Häufig gestellte Fragen (FAQ)

Häufig gestellte Fragen zu Metronid (FAQ)

F: Wofür wird Metronid angewendet?

A: Metronid ist ein antimikrobielles Arzneimittel. Es ist zur Behandlung bestimmter Arten von bakteriellen und parasitären Infektionen zugelassen. Es kann beispielsweise bei Erkrankungen wie bakterieller Vaginose, Trichomoniasis und einigen Infektionen im Bauchraum (intraabdominelle Infektionen) verschrieben werden.

F: Wie wirkt Metronid?

A: Es wird davon ausgegangen, dass Metronid in die Zellen der Krankheitserreger eindringt. Dort kann es deren DNA stören, was potenziell zum Zelltod führt. Diese Wirkung hilft, das Wachstum und die Ausbreitung der infektionsverursachenden Organismen zu stoppen.

F: Was sind die möglichen Nebenwirkungen?

A: Wie alle Arzneimittel kann Metronid Nebenwirkungen verursachen. Häufig berichtete Nebenwirkungen sind Übelkeit, Kopfschmerzen, Appetitlosigkeit und ein metallischer Geschmack im Mund. Seltenere, aber schwerwiegendere Nebenwirkungen wurden ebenfalls in klinischen Studien gemeldet.

F: Darf Metronid zusammen mit Alkohol eingenommen werden?

A: Medizinisches Fachpersonal rät Patienten üblicherweise davon ab, während der Einnahme von Metronid und für einen Zeitraum nach der letzten Dosis Alkohol zu konsumieren, da die Kombination eine starke Reaktion auslösen kann, einschließlich Hautrötung (Flushing), Übelkeit und Erbrechen.

Wie sollte Metronid gelagert und entsorgt werden?

Aufbewahrung und Entsorgung von Metronid

Die Lagerung und Entsorgung von Metronid muss den offiziellen behördlichen Anforderungen strikt folgen, um die Produktstabilität und die Sicherheit zu gewährleisten.


Lagerungsbedingungen

Metronid orale Tabletten und Kapseln müssen bei kontrollierter Raumtemperatur gelagert werden, typischerweise zwischen 20 C und 25 C (68 F bis 77 F), wobei spezifische Kennzeichnungen eine Lagerung unter 30 C (86 F) vorschreiben. Das Medikament muss vor Licht geschützt und in seinem originalen, fest verschlossenen Behälter aufbewahrt werden.

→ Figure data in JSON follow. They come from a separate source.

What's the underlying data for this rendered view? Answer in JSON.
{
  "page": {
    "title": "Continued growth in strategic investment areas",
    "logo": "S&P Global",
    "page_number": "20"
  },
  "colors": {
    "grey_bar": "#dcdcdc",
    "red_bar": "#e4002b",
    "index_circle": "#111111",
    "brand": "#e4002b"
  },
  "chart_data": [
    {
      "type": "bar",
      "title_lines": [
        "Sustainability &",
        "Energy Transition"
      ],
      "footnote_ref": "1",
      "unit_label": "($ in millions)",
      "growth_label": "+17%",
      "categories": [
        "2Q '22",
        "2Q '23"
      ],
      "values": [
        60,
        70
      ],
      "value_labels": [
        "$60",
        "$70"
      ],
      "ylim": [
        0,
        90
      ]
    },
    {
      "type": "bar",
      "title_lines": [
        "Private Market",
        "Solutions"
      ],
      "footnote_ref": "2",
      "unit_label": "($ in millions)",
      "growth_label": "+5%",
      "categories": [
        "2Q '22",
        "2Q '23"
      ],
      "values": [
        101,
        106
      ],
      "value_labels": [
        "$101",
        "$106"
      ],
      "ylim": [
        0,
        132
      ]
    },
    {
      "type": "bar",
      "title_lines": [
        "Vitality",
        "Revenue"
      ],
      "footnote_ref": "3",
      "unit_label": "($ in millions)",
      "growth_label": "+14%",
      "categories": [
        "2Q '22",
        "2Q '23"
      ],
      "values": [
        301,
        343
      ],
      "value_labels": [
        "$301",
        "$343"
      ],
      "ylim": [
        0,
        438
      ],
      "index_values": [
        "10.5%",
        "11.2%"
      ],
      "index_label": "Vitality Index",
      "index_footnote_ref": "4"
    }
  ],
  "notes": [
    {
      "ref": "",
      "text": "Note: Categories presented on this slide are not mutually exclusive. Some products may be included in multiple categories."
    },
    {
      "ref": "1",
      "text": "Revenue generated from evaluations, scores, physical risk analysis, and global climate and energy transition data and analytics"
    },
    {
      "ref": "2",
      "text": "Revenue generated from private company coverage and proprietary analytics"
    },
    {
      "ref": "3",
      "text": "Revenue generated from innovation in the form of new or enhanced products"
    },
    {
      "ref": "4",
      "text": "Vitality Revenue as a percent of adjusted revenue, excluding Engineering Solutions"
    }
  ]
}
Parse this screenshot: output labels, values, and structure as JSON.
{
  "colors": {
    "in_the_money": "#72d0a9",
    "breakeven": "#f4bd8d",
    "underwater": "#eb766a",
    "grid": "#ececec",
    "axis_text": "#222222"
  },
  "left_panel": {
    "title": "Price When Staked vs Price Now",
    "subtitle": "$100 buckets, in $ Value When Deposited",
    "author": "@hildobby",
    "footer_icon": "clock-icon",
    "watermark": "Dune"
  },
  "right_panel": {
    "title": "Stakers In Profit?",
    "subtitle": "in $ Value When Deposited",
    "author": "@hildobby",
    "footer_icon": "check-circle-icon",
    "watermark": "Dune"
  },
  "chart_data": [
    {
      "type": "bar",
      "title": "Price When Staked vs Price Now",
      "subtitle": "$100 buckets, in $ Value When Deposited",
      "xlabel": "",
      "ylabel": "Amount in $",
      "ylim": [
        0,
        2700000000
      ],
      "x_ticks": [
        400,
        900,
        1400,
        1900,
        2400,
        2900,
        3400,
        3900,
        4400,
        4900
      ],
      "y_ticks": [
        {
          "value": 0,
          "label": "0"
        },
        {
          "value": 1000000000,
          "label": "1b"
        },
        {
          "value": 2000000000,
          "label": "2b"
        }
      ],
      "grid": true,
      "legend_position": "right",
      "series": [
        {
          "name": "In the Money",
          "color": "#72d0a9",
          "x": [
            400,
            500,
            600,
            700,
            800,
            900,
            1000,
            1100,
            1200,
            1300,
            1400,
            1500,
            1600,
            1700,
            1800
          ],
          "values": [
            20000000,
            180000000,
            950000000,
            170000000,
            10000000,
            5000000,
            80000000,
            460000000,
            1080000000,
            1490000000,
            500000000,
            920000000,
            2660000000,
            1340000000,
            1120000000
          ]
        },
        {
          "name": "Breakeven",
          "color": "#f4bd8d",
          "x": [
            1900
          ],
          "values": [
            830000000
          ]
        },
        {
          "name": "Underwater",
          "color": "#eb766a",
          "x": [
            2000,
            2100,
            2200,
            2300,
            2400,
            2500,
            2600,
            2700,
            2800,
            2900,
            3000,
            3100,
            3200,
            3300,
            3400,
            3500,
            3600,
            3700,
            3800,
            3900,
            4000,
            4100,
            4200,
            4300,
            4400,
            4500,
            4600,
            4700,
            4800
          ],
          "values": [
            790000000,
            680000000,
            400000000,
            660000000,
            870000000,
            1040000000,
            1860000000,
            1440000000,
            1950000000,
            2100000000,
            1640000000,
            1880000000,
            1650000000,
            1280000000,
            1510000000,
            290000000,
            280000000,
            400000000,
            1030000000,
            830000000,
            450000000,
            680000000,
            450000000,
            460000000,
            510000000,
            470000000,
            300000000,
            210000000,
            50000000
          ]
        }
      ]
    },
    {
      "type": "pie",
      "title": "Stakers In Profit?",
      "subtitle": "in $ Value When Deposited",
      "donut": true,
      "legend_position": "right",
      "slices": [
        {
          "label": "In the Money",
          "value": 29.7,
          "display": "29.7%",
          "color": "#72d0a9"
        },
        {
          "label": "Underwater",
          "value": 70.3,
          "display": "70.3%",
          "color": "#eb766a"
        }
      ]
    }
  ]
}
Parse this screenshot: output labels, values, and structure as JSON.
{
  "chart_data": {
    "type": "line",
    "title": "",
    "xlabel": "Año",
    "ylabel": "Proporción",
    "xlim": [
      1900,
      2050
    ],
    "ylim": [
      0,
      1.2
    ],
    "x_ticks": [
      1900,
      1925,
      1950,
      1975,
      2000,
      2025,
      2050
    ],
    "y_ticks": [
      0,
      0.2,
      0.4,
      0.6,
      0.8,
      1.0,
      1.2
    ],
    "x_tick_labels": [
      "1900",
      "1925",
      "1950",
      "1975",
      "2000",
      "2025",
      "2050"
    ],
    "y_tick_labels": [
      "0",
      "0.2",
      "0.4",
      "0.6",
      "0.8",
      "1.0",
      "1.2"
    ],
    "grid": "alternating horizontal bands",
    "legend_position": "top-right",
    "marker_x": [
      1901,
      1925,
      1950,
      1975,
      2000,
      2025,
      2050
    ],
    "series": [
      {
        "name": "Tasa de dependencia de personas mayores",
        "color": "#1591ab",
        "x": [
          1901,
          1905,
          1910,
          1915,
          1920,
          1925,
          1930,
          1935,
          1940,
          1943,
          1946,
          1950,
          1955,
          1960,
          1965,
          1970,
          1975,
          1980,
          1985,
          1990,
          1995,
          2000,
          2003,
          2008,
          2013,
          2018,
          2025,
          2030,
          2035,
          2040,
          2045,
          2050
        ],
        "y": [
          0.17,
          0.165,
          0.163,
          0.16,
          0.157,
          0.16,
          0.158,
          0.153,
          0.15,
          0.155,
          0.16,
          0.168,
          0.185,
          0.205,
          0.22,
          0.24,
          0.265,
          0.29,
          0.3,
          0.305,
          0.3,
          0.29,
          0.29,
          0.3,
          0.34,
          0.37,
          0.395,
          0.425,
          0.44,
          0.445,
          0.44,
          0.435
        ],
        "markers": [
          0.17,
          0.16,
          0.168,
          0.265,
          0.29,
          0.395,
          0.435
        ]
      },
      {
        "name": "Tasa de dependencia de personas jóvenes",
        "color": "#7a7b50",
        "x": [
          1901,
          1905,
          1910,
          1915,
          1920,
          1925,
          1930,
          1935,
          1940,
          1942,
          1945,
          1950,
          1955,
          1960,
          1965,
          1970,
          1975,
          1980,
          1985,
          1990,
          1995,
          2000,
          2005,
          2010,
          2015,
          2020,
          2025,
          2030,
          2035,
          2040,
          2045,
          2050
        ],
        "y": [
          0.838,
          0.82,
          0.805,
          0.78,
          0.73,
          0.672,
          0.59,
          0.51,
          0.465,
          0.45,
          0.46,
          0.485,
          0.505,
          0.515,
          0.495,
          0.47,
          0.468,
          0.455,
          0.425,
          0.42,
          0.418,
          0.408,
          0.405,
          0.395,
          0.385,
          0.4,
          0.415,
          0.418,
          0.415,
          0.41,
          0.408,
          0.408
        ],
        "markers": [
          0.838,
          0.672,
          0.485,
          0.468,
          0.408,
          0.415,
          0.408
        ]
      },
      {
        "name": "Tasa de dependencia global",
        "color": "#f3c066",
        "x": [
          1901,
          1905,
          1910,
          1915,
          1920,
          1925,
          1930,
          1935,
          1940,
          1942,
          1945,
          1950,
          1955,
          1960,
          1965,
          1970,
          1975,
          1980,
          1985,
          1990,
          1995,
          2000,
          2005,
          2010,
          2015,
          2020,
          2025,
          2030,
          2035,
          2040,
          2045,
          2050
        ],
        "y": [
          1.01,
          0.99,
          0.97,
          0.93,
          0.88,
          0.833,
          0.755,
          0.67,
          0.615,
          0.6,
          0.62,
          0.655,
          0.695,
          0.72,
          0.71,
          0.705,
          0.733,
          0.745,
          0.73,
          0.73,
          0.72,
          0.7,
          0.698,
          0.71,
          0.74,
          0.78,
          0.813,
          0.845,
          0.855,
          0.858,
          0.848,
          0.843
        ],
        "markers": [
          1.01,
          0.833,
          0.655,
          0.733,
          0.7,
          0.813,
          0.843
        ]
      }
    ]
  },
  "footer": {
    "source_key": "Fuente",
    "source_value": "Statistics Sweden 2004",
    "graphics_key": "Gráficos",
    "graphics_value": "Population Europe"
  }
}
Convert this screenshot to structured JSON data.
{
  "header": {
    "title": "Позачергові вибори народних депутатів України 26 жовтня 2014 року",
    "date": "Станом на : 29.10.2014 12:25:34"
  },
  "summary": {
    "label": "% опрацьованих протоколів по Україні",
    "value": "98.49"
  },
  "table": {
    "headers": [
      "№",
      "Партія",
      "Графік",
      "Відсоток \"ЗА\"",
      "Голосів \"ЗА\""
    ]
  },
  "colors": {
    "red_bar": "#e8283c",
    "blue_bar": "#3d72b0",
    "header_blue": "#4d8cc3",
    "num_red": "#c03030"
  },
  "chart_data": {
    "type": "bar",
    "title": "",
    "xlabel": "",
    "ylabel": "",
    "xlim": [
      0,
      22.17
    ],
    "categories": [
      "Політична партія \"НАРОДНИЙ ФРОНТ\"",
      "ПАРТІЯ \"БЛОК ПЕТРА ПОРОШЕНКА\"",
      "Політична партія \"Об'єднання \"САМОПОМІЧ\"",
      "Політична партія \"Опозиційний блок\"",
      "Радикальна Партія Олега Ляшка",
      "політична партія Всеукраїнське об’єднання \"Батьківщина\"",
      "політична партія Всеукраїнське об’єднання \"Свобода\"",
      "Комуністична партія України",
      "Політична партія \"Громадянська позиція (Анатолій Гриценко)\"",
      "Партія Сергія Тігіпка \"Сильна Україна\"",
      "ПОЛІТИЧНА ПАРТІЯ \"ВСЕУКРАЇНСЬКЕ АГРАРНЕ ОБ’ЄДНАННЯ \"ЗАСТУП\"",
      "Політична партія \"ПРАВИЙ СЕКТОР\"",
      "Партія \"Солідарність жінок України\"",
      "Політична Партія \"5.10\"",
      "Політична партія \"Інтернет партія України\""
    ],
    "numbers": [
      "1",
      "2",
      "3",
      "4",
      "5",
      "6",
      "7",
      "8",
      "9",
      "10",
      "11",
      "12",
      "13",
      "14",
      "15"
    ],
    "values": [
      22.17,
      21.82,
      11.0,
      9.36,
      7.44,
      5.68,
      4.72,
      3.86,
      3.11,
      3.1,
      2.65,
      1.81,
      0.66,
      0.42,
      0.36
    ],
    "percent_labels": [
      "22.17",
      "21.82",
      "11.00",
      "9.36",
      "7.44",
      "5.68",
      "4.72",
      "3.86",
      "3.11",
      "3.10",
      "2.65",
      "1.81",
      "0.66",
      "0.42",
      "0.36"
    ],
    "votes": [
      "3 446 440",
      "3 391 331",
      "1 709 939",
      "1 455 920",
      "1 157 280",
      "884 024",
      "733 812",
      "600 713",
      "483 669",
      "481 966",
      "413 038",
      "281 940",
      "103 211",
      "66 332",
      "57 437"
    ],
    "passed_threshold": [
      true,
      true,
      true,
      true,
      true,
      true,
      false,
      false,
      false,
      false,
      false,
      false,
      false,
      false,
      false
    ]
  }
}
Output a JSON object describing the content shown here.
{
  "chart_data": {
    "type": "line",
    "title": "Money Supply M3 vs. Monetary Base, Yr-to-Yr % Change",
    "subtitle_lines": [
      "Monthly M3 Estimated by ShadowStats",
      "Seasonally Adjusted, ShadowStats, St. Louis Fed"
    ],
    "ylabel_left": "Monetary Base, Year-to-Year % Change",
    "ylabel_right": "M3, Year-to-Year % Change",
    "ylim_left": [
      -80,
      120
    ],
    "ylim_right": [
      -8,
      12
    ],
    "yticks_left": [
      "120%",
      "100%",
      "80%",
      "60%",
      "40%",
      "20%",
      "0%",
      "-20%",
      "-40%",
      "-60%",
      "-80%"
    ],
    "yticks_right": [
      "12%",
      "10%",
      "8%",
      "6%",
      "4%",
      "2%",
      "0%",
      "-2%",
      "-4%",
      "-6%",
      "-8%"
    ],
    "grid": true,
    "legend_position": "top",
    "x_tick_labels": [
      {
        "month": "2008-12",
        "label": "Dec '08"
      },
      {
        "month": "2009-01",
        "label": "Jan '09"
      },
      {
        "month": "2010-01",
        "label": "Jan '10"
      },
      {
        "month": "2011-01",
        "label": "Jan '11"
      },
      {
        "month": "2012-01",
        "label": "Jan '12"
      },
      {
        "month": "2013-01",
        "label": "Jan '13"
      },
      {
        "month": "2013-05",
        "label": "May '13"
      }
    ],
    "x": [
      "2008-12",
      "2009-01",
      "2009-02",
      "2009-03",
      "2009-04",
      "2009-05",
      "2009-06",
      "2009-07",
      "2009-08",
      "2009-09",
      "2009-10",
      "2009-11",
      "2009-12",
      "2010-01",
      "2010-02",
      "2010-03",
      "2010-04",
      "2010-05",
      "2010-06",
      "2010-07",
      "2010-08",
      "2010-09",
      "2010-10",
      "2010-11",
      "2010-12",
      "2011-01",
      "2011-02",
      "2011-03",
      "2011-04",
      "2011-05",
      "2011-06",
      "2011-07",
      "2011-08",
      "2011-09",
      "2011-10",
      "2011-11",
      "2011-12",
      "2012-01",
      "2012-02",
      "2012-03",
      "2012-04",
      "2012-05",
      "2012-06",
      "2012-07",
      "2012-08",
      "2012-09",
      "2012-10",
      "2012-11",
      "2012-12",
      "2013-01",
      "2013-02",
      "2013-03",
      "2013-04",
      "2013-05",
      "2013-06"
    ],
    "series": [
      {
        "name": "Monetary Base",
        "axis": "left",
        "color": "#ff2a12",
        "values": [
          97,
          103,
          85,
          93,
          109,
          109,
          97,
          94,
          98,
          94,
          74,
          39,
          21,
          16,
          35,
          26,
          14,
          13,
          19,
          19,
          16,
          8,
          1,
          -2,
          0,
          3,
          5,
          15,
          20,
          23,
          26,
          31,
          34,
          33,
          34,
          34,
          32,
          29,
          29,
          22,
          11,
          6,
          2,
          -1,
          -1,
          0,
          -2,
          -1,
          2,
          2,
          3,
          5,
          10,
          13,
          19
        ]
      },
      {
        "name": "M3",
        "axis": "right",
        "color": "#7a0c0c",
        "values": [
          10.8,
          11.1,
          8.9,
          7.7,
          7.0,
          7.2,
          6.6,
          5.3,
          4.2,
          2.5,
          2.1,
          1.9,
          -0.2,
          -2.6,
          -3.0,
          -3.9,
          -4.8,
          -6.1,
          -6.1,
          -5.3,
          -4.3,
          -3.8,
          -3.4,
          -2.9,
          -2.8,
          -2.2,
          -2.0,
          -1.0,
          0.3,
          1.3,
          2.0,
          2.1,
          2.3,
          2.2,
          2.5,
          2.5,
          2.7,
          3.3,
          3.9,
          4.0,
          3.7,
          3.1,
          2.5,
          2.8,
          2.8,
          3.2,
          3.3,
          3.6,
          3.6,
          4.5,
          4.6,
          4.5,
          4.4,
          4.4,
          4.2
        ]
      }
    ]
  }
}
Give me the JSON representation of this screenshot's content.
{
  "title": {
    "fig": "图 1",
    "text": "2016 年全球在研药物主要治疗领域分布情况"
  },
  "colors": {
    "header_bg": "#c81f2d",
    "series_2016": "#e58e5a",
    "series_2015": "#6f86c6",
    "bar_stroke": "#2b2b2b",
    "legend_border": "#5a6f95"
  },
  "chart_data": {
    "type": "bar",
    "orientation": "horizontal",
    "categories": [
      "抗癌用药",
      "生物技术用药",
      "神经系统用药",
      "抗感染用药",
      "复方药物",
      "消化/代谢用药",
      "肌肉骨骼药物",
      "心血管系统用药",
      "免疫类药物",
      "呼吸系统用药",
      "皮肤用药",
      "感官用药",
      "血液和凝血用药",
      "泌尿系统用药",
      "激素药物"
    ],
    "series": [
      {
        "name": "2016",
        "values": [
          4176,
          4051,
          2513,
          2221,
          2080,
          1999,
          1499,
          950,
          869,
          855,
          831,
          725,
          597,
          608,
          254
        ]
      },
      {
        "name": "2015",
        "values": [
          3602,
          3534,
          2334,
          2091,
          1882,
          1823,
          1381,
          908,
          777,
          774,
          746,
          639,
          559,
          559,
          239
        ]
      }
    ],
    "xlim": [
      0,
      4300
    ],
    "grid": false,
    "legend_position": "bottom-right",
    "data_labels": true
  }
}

Um die Sicherheit zu gewährleisten, muss das Produkt mit einem kindergesicherten Verschluss abgegeben und außerhalb der Reich- und Sichtweite von Kindern gelagert werden.


Entsorgung

Nicht verwendete oder abgelaufene Metronid-Präparate müssen in Übereinstimmung mit den örtlichen Vorschriften entsorgt werden, wie in der offiziellen Kennzeichnung angegeben. Entsorgen Sie das Medikament nicht über das Abwasser oder den Hausmüll, es sei denn, eine Aufsichtsbehörde hat dies ausdrücklich angewiesen.

Aufmerksamkeit! Wenden Sie sich immer an einen Arzt oder Apotheker, bevor Sie Pillen oder Medikamente verwenden.